Welches Obst und Gemüse essen als Veganer?

Gemüse und Obst ist für Veganer die Hauptnährstoffquelle. Grünkohl und Feldsalat enthalten viel Eisen, Vitamin K und Chlorophyll. Letzteres fördert u. a. die Ausleitung von Schwermetallen und Umweltgiften wie z. B. Pestiziden, aber auch Aflatoxine (Schimmelpilzgifte), die wir unweigerlich mit der Nahrung aufnehmen. Champignons und Pfifferlinge liefern das wichtige Vitamin D. Frisches Sauerkraut und andere mikrobiell fermentierte Lebensmittel liefern B12. Brokkoli, Spinat und Kohlrabi sorgen für starke Knochen, mit dem bereits erwähnten Mineralstoff Calcium. Obst sorgt für Vitamin C, Folsäure und die wichtigen Antioxidatien. Dabei wählst du am besten Äpfel und frisches Steinobst, wie Pfirsiche und Aprikosen und Beeren, wie Heidelbeeren und Himbeeren.

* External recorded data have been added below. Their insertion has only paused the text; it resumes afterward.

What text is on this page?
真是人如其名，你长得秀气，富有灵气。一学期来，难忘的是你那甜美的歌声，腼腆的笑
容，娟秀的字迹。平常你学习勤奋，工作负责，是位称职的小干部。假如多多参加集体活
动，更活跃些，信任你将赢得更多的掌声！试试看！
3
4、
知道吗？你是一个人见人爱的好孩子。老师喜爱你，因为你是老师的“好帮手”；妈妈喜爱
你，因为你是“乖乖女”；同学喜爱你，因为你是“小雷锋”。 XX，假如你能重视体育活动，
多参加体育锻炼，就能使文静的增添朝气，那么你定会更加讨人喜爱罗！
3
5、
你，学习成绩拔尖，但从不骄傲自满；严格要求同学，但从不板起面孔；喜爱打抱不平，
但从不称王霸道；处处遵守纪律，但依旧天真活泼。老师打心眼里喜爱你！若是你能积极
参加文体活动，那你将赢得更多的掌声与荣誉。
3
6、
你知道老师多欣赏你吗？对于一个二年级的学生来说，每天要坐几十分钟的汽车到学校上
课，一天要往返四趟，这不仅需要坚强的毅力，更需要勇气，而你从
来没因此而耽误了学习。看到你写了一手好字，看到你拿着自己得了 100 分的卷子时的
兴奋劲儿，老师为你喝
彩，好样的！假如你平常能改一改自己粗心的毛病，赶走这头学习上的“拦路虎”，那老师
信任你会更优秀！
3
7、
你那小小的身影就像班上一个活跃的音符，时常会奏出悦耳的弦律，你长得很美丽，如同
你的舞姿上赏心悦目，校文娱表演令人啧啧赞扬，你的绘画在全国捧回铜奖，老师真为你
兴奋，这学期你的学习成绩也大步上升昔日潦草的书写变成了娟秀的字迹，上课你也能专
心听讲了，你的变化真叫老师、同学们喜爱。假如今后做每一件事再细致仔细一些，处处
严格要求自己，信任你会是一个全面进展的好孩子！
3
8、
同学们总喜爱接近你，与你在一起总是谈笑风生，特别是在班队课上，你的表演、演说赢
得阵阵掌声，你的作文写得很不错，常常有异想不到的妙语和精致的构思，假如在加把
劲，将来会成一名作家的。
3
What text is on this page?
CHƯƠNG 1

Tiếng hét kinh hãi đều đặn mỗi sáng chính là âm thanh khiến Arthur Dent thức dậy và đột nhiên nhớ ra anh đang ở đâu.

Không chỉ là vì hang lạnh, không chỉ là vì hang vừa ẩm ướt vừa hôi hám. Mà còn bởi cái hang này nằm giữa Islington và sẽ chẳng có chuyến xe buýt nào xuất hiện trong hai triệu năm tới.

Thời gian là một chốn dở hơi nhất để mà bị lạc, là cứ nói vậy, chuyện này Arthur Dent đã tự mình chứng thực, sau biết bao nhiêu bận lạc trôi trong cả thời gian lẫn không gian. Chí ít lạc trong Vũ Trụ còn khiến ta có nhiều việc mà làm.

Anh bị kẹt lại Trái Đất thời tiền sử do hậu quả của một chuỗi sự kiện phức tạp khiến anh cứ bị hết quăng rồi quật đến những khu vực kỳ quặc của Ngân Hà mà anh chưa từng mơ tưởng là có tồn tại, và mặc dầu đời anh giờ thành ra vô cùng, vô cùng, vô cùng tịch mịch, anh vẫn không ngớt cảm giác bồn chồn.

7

Die Eiweißlieferanten in der veganen Ernährungspyramide

Danach folgen die Eiweißlieferanten in der veganen Ernährungspyramide, wie Hanf-Samen (auch als Hanfprotein), Chia-Samen, Sojaprodukte (Tempeh, Tofu und Soja-Joghurt), Buchweizen, Quinoa , Lupinen, Seitan und Kartoffeln. Auch Nüsse wie Walnüsse und Haselnüsse sollten täglich verzehrt werden. Dabei gilt die Regel: 1 Hand voll Nüsse pro Tag. Nüsse, Kerne & Co. nützen dir als Magnesiumlieferant. Gerade Sportler profitieren aus der Kombination von pflanzlichen Proteinen und Magnesium. Beim Brot solltest du auf Vollkornbrot, Dinkel- oder Roggenbrot achten. Vorsicht bei Weizenmehl (Gluten) im Brot. Weniger ist mehr. Nicht umsonst reagieren viele allergisch auf den stark verarbeiteten Weizen.

Wichtige Öle, Gewürze und Süßigkeiten für Veganer 

An der Spitze der Ernährungsyramide findest du natives Olivenöl, Bergsalz und andere Gewürze, wie Kurkuma, Muskatnuss, Kreuzkümmel und Koriander – um nur ein paar nützliche zu nennen. Auch Süßigkeiten, wie vegane Schokolade (dunkle Schoki), ist nicht verboten. Dabei solltest du auf einen hohen Kakaoanteil achten. Kakao versorgt dich mit ausreichend Zink und wirkt als Stimmungsaufheller.